Adopting an inter-disciplinary approach, the panel seeks to examine the conceptualisations of marginality in its multiple dimensions – political, societal, economic, legal, spatial – in colonial and postcolonial India.

Convenors:

· Sanjukta Das Gupta Sapienza University of Rome (Rome, Italy)
· Amit Prakash Jawaharlal Nehru University (New Delhi, India)
· Anna Bochkovskaya Institute of Asian and African Studies, Lomonosov Moscow State University (Moscow, Russia)

Timeslots:

· 07/26 | 15:30-17:00 UTC+2/CEST
· 07/26 | 17:30-19:00 UTC+2/CEST
· 07/27 | 15:30-17:00 UTC+2/CEST
· 07/28 | 15:30-17:00 UTC+2/CEST
· 07/28 | 17:30-19:00 UTC+2/CEST

Long Abstract

A relational position, marginality presupposes a confrontation with centrality or the ‘mainstream’ within a common discourse of knowledge and power. In much of South Asia, contemporary marginalities are a product of the evolving liberal discourse since colonial times when extant liberal premises lent themselves to the Orientalist framing of religion, caste, gender, civilizational progress and geographical location as marginalities by deploying anthropology and universalistic history as intellectual anchors. Some continue to exist in the postcolonial period (despite promises of liberty and equality), while new marginalities have emerged from the interface of a developmental state with the new liberal Constitutional order. Examples of new marginalities include constructs around politico-social categories, majoritarianism in its various expressions, lifestyle choices (food, dress, sexuality), regions, relationship to resources and societal location, with respect to the institutional architecture of the state and Law.

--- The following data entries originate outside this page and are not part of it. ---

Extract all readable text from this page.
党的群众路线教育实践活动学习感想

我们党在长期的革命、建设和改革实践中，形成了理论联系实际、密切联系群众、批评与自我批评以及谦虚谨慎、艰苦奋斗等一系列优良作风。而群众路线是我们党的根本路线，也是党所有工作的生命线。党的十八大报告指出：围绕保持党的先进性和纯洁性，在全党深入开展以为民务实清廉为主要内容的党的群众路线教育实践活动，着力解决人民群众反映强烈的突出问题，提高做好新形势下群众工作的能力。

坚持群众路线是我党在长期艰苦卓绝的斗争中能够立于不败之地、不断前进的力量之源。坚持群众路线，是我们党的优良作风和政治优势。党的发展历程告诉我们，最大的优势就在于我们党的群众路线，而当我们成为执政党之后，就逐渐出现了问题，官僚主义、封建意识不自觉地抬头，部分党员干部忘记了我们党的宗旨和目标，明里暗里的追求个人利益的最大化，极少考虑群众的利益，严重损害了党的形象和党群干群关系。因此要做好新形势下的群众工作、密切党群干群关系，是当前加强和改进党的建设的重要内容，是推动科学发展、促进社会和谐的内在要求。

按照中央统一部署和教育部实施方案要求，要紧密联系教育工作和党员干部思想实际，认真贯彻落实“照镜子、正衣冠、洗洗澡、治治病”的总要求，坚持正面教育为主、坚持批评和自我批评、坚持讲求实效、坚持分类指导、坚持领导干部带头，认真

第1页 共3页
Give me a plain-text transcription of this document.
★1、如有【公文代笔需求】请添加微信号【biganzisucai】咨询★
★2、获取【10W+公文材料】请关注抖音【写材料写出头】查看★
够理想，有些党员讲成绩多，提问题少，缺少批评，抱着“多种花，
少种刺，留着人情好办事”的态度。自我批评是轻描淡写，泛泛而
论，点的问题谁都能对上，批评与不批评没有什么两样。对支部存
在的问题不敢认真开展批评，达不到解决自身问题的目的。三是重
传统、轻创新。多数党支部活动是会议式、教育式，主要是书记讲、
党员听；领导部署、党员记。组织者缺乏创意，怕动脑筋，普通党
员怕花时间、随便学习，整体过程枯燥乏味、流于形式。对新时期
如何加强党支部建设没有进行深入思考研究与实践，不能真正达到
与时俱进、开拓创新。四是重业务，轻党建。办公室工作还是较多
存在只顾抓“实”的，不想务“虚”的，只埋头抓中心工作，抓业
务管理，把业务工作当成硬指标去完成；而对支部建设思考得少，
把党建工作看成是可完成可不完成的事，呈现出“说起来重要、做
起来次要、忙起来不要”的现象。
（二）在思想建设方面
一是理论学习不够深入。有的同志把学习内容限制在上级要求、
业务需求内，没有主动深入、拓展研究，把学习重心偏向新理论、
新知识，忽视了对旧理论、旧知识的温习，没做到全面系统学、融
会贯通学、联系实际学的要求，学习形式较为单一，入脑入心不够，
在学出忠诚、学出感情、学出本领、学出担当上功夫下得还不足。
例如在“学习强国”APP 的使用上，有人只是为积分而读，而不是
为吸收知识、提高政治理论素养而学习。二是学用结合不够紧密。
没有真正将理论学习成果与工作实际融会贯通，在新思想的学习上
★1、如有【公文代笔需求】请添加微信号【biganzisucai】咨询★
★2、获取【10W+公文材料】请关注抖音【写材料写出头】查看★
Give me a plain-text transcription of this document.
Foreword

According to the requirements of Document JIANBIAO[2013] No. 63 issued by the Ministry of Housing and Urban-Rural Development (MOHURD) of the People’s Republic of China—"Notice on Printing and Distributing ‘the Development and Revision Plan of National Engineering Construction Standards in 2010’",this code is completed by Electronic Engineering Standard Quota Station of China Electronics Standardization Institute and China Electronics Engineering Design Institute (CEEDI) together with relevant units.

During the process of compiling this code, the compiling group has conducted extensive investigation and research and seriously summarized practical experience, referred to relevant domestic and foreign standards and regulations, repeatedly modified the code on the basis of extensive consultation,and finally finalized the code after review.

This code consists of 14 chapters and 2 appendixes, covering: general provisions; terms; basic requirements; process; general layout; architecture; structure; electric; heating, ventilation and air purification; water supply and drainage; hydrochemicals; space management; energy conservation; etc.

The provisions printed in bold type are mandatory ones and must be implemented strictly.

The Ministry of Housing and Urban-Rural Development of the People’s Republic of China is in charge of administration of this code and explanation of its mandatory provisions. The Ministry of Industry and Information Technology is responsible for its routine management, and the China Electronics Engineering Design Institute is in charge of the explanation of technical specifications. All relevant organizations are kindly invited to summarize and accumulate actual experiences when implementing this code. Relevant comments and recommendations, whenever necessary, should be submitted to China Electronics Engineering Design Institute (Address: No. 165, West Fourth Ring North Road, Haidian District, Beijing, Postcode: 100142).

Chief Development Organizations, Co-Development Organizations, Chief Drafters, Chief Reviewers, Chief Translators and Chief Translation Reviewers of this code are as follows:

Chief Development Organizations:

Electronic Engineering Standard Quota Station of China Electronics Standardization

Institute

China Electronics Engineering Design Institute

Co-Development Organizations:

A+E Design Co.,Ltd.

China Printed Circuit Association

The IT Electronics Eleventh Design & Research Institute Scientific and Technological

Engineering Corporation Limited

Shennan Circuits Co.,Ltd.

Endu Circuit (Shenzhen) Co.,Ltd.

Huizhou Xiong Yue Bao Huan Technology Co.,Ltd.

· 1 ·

The intellectual anchors for such formulations are provided by economics, history and political science in various guises of modernisation, economic development, nationhood and politics. For a contextualised understanding of the continuities and fractures in conceptualising marginalities, it is essential to adopt an interdisciplinary lens. The panel invites papers reflecting on varied aspects of evolving marginalities – structural, cultural and psychological – in South Asia in diverse temporal, spatial or societal contexts. Contributions examining the discourses and institutional mechanisms and economic processes that engender or contest margins are encouraged.